The steadiest elite player in the position is Chelsea's Cesar Azpilicueta. Coleman's reliability and no-fuss approach draws some parallel with Denis Irwin, the outstanding full-back of the early Premier League years.

Nevertheless, the position has changed considerably in the intervening period and Coleman's ability to burst across the halfway line is in keeping with the modern requirements for the position.


Yet he has spent his working life with a team that generally tends to be on the back foot when they encounter opponents of real substance.

The great unknown is how he would have fared in a side that has the midfield quality to dominate matches, thus giving their full-backs the freedom to roam and function as auxiliary wingers.

History will be kind to him.

There was a feeling that his Manchester United moment had passed when they brought in Matteo Darmian in 2015. We now know that Coleman would have been a much better bet at that juncture. Antonio Valencia held that station for most of last term. Coleman would be an upgrade on the Ecuadorian.

If he does end up missing out on playing for a Champions League regular, it's simply because he was just never in the right place at the right time or just not selfish enough when he was.
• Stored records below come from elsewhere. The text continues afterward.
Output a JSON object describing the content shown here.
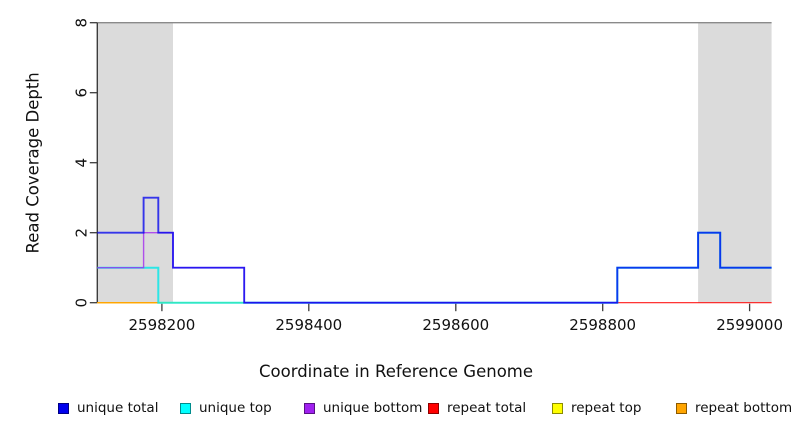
{
  "figure": {
    "background": "#FFFFFF",
    "text_color": "#111111",
    "axis_line_color": "#3c3c3c",
    "top_border_color": "#8a8a8a"
  },
  "chart_data": {
    "type": "line",
    "subtype": "step-coverage",
    "title": "",
    "xlabel": "Coordinate in Reference Genome",
    "ylabel": "Read Coverage Depth",
    "xlim": [
      2598112,
      2599030
    ],
    "ylim": [
      0,
      8
    ],
    "xticks": [
      "2598200",
      "2598400",
      "2598600",
      "2598800",
      "2599000"
    ],
    "xtick_values": [
      2598200,
      2598400,
      2598600,
      2598800,
      2599000
    ],
    "yticks": [
      "0",
      "2",
      "4",
      "6",
      "8"
    ],
    "ytick_values": [
      0,
      2,
      4,
      6,
      8
    ],
    "grid": false,
    "legend_position": "bottom",
    "shaded_regions": [
      {
        "name": "repeat-region-left",
        "x0": 2598112,
        "x1": 2598215,
        "color": "#DBDBDB"
      },
      {
        "name": "repeat-region-right",
        "x0": 2598930,
        "x1": 2599030,
        "color": "#DBDBDB"
      }
    ],
    "series": [
      {
        "name": "repeat total",
        "color": "#FF0000",
        "width": 1.2,
        "opacity": 0.9,
        "points": [
          [
            2598112,
            0
          ],
          [
            2599030,
            0
          ]
        ]
      },
      {
        "name": "repeat top",
        "color": "#FFFF00",
        "width": 1.2,
        "opacity": 1,
        "points": [
          [
            2598112,
            0
          ],
          [
            2598312,
            0
          ]
        ]
      },
      {
        "name": "repeat bottom",
        "color": "#FFA500",
        "width": 1.4,
        "opacity": 1,
        "points": [
          [
            2598112,
            0
          ],
          [
            2598195,
            0
          ]
        ]
      },
      {
        "name": "unique top",
        "color": "#00E8E8",
        "width": 2,
        "opacity": 0.8,
        "points": [
          [
            2598112,
            1
          ],
          [
            2598195,
            1
          ],
          [
            2598195,
            0
          ],
          [
            2598820,
            0
          ],
          [
            2598820,
            1
          ],
          [
            2598930,
            1
          ],
          [
            2598930,
            2
          ],
          [
            2598960,
            2
          ],
          [
            2598960,
            1
          ],
          [
            2599030,
            1
          ]
        ]
      },
      {
        "name": "unique bottom",
        "color": "#A020F0",
        "width": 1.4,
        "opacity": 0.75,
        "points": [
          [
            2598112,
            1
          ],
          [
            2598175,
            1
          ],
          [
            2598175,
            2
          ],
          [
            2598215,
            2
          ],
          [
            2598215,
            1
          ],
          [
            2598312,
            1
          ],
          [
            2598312,
            0
          ],
          [
            2598820,
            0
          ]
        ]
      },
      {
        "name": "unique total",
        "color": "#0000EE",
        "width": 1.9,
        "opacity": 0.76,
        "points": [
          [
            2598112,
            2
          ],
          [
            2598175,
            2
          ],
          [
            2598175,
            3
          ],
          [
            2598195,
            3
          ],
          [
            2598195,
            2
          ],
          [
            2598215,
            2
          ],
          [
            2598215,
            1
          ],
          [
            2598312,
            1
          ],
          [
            2598312,
            0
          ],
          [
            2598820,
            0
          ],
          [
            2598820,
            1
          ],
          [
            2598930,
            1
          ],
          [
            2598930,
            2
          ],
          [
            2598960,
            2
          ],
          [
            2598960,
            1
          ],
          [
            2599030,
            1
          ]
        ]
      }
    ],
    "legend": [
      {
        "label": "unique total",
        "color": "#0000EE"
      },
      {
        "label": "unique top",
        "color": "#00FFFF"
      },
      {
        "label": "unique bottom",
        "color": "#A020F0"
      },
      {
        "label": "repeat total",
        "color": "#FF0000"
      },
      {
        "label": "repeat top",
        "color": "#FFFF00"
      },
      {
        "label": "repeat bottom",
        "color": "#FFA500"
      }
    ]
  }
}
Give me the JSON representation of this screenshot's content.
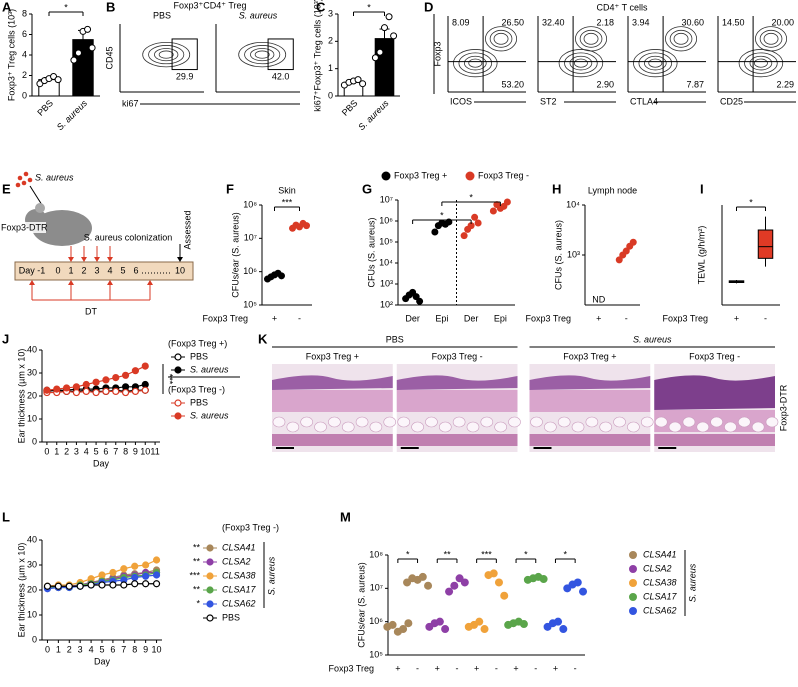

Inferior performers have enjoyed opportunities that he would have relished.

The top clubs might have players that are stronger in specific areas - Walker is quicker, Trippier is technically better and Azpilicueta is sharper when it comes to the basics of defending.

But the Irishman possesses an all-round package that would make him a valued member of any dressing room. His international team-mates speak of a work ethic that lifts the intensity of training sessions and brings the best out of those around them.

He wouldn't be out of place in elite company but his time to graduate into it may just have passed him by.